After his proposal to allow Internet companies to charge Web companies for speedier delivery of their content was met with widespread criticism, FCC Chairman Tom Wheeler is trying to make the case that it is possible to have Internet fast lanes without slow lanes. He first did so in a letter to tech companies on Friday, and the Wall Street Journal reported Sunday that he has also revised his approach to net neutrality rules.
“I will not allow some companies to force Internet users into a slow lane so that others with special privileges can have superior service,” he wrote in response to a letter signed by many of Silicon Valley’s most prominent companies. It’s clear that the fast-lane language has proven to be exceptionally bad branding, even among those who don’t necessarily support complete net neutrality. “I worry when people use the phrase ‘fast lane,’ because that implies there’s a slow lane,” Michael O’Rielly, a Republican FCC commissioner opposed to tough net neutrality rules, told C-SPAN recently.
So let the rebranding begin. According to the Journal, Wheeler’s revised rules would call for tough oversight over broadband companies that might be tempted to engage in anticompetitive behavior. This doesn’t mean he’s abandoning the idea of allowing broadband providers to charge a premium for faster service. Instead, he will require that the fast lanes offered to one company must be offered to any company willing to pay the toll.
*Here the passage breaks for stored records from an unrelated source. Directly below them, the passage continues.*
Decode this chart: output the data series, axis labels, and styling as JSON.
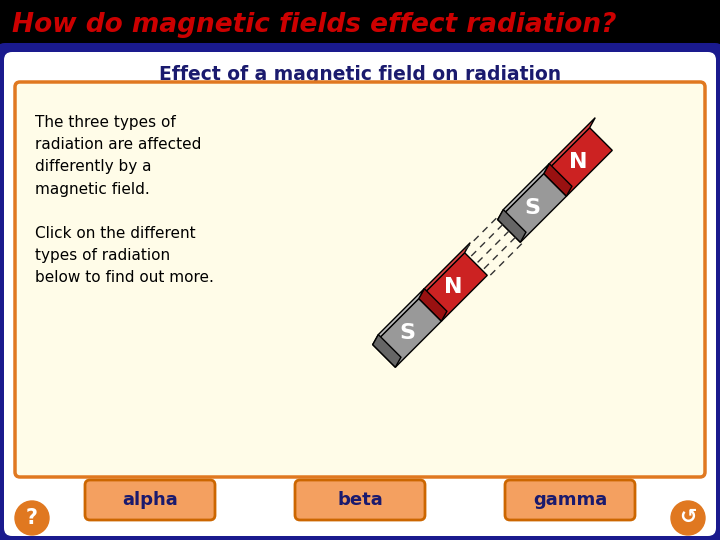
{
  "title_text": "How do magnetic fields effect radiation?",
  "title_color": "#cc0000",
  "title_bg": "#000000",
  "subtitle": "Effect of a magnetic field on radiation",
  "subtitle_color": "#1a1a6e",
  "outer_bg": "#1a1a8e",
  "inner_bg": "#fffce8",
  "inner_border": "#e07820",
  "body_text": "The three types of\nradiation are affected\ndifferently by a\nmagnetic field.\n\nClick on the different\ntypes of radiation\nbelow to find out more.",
  "body_text_color": "#000000",
  "button_labels": [
    "alpha",
    "beta",
    "gamma"
  ],
  "button_bg": "#f4a060",
  "button_border": "#cc6600",
  "button_text_color": "#1a1a6e",
  "magnet_red": "#cc2222",
  "magnet_red_light": "#dd4444",
  "magnet_red_dark": "#991111",
  "magnet_gray": "#999999",
  "magnet_gray_light": "#bbbbbb",
  "magnet_gray_dark": "#666666",
  "magnet_label_color": "#ffffff",
  "dashed_line_color": "#333333",
  "white": "#ffffff"
}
Wheeler will ask for public input on several ideas related to the new rules, according to the Journal. The first is “paid prioritization”—the lane idea. It is clear from the activity in recent weeks that many people will continue to oppose this. Even if Wheeler were to police broadband providers aggressively, it’s unclear that whoever comes after him would.
The other issue on the table is the idea of reclassifying Internet service as a public utility. The FCC originally designated broadband Internet as an information service in 2002, largely ceding the ability to impose tough regulations on the companies that provide it. But the commission’s attempts to regulate the Internet by other means haven’t held up. A federal court has twice rejected its rules requiring broadband providers to treat all Internet traffic the same, most recently in January. When the court did so, it said that the FCC was attempting to regulate broadband as though it were a utility without actually declaring it as such.
The obvious solution would be to reclassify broadband as a public utility and get on with it, but broadband providers are likely to fight this tooth and nail, because it would signal the end of an era of light regulation for broadband Internet. Wheeler, a former lobbyist for the cable industry, doesn’t seem eager to take this step—mentioning it seems to be more of a threat to broadband providers about what will happen if they don’t stay in line on their own.